The harp and piano were then brought forward and this was the most trying part of all—not from any want of skill in the performers, for the majority were perfect on both instruments, but from the nature of the performances themselves. France is not renowned for native music, but neither Italian genius, nor German science, has produced more exquisite little snatches of melody than are to be found in some of the nooks and corners of the provinces. Paris is, like other capitals, an epitome of the world; but Languedoc, the wild country of Auvergne, the Vosges mountains, the hidden and quiet vales of Normandy, and even the melancholy sands of the Breton, have airs of singular and characteristic sweetness. Gretry and Rousseau were but their copyists. Sorrow, solitude, and love, are every where, and their inspiration is worth all the orchestras in the globe.
Those simple airs were more congenial to the depressed spirits of the whole assemblage than the most showy bravuras; and, sung by those handsome creatures—for beauty adds a charm to everything—retained me spell-bound. But, on the performers, and their circle of hearers, the effect was indescribable. All the world knows, that there is nothing which revives memories like music. Those were the airs which they had heard and sung from their infancy; the airs of their early companionships, hopes, and perhaps loves; sung in their gardens, their palaces, at their parents' knees, by the cradles of their children, at their firesides, every where combining with the heart. Sung now in their exile, they brought back to each heart some recollection of the happiest scenes and fondest ties of its existence. No power of poetry, nor even of the pencil, could have brought the past so deeply, so touchingly, with such living sensibility, before them. There at least, was no acting, no display, no feigned feeling—their country, their friends, the perils of husband and brother in the field, the anguish, almost the agony, of woman's affection—and what can equal that affection?—was in the gestures and countenances of all before me. Some wept silently and abundantly; some buried their faces on their knees, and by the heaving of their bosoms alone, showed how they felt; some sat with their large eyes fixed on heaven, and their lips moving as in silent prayer; some almost knelt, with hands clasped and eyes bent down, in palpable supplication. Stranger as I was to them and theirs, it was painful even to me. I felt myself doubly an intruder, and was thinking how I might best glide away, when I saw Mariamne, in an attempt like my own, to move, suddenly fall at the feet of the duchess. She had fainted. I carried her into the open air, where she soon recovered. "Do you wish to return, Mariamne?" said I. She looked at me with amazement. "Return! It would kill me. Let us go home." I placed her on her horse, and we moved quietly and sadly away.
"That was a strange scene," said I, after a long interval of silence.
"Very," was the laconic reply.
"I am afraid it distressed you," I observed.

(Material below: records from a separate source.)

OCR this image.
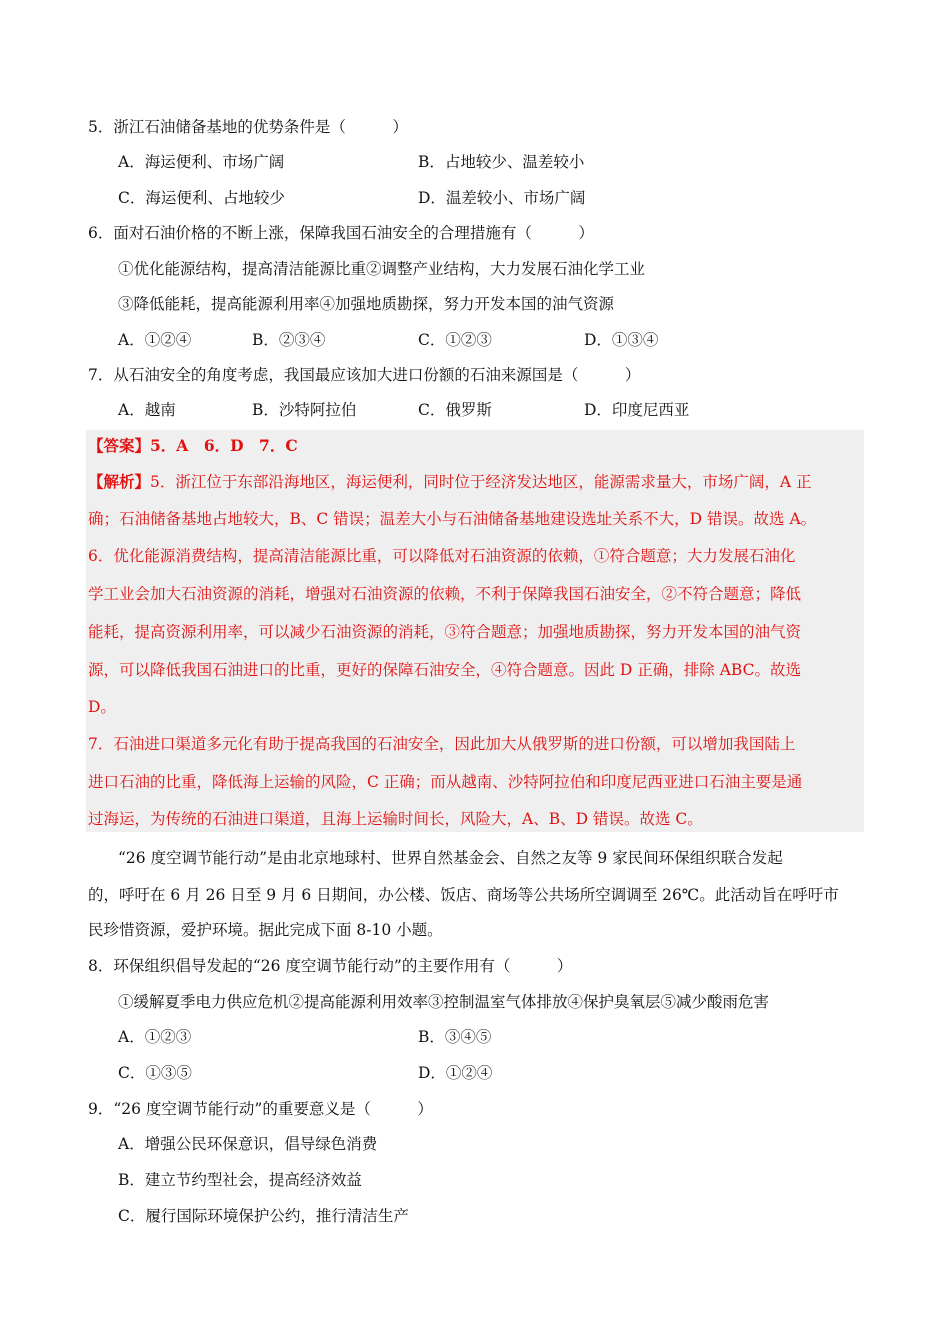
5．浙江石油储备基地的优势条件是（　　　）
A．海运便利、市场广阔	B．占地较少、温差较小
C．海运便利、占地较少	D．温差较小、市场广阔
6．面对石油价格的不断上涨，保障我国石油安全的合理措施有（　　　）
①优化能源结构，提高清洁能源比重②调整产业结构，大力发展石油化学工业
③降低能耗，提高能源利用率④加强地质勘探，努力开发本国的油气资源
A．①②④	B．②③④	C．①②③	D．①③④
7．从石油安全的角度考虑，我国最应该加大进口份额的石油来源国是（　　　）
A．越南	B．沙特阿拉伯	C．俄罗斯	D．印度尼西亚
【答案】5．A　6．D　7．C
【解析】5．浙江位于东部沿海地区，海运便利，同时位于经济发达地区，能源需求量大，市场广阔，A 正
确；石油储备基地占地较大，B、C 错误；温差大小与石油储备基地建设选址关系不大，D 错误。故选 A。
6．优化能源消费结构，提高清洁能源比重，可以降低对石油资源的依赖，①符合题意；大力发展石油化
学工业会加大石油资源的消耗，增强对石油资源的依赖，不利于保障我国石油安全，②不符合题意；降低
能耗，提高资源利用率，可以减少石油资源的消耗，③符合题意；加强地质勘探，努力开发本国的油气资
源，可以降低我国石油进口的比重，更好的保障石油安全，④符合题意。因此 D 正确，排除 ABC。故选
D。
7．石油进口渠道多元化有助于提高我国的石油安全，因此加大从俄罗斯的进口份额，可以增加我国陆上
进口石油的比重，降低海上运输的风险，C 正确；而从越南、沙特阿拉伯和印度尼西亚进口石油主要是通
过海运，为传统的石油进口渠道，且海上运输时间长，风险大，A、B、D 错误。故选 C。
“26 度空调节能行动”是由北京地球村、世界自然基金会、自然之友等 9 家民间环保组织联合发起
的，呼吁在 6 月 26 日至 9 月 6 日期间，办公楼、饭店、商场等公共场所空调调至 26℃。此活动旨在呼吁市
民珍惜资源，爱护环境。据此完成下面 8-10 小题。
8．环保组织倡导发起的“26 度空调节能行动”的主要作用有（　　　）
①缓解夏季电力供应危机②提高能源利用效率③控制温室气体排放④保护臭氧层⑤减少酸雨危害
A．①②③	B．③④⑤
C．①③⑤	D．①②④
9．“26 度空调节能行动”的重要意义是（　　　）
A．增强公民环保意识，倡导绿色消费
B．建立节约型社会，提高经济效益
C．履行国际环境保护公约，推行清洁生产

"I would not have seen it for any consideration, if I could have known what it was;" she answered with a new gush of tears. "Yet what must my feelings be to theirs? They lose every thing."
"But they bear the loss nobly. Still they have not lost all, when they can excite such sympathy in the mind of England. They have found at least an asylum; but what was the object of this singular meeting?"
"Oh, who can tell what they are dreaming of in their distraction?" she said with a deep sigh. "It was probably to turn their talents to some account; to send their works to London, and live by them—poor things, how little they know of London!—or, perhaps, to try their chance as teachers, and break their hearts in the trial. Revolutions are terrible things!" We lapsed into silence again.
"I pity most the more advanced in life," I resumed. "They have been so long accustomed to all the splendours of Paris, that living here must be felt with incurable humiliation. The young are more elastic, and bear misfortune by the mere spirit of youth; and the lovely find friends every where. Did you observe the noble air, the almost heroine look, of that incomparable girl who first showed her drawing?" Mariamne shot a quick glance at me.
"You have quite forgotten her name, I suppose?" said she, with a scrutinizing look.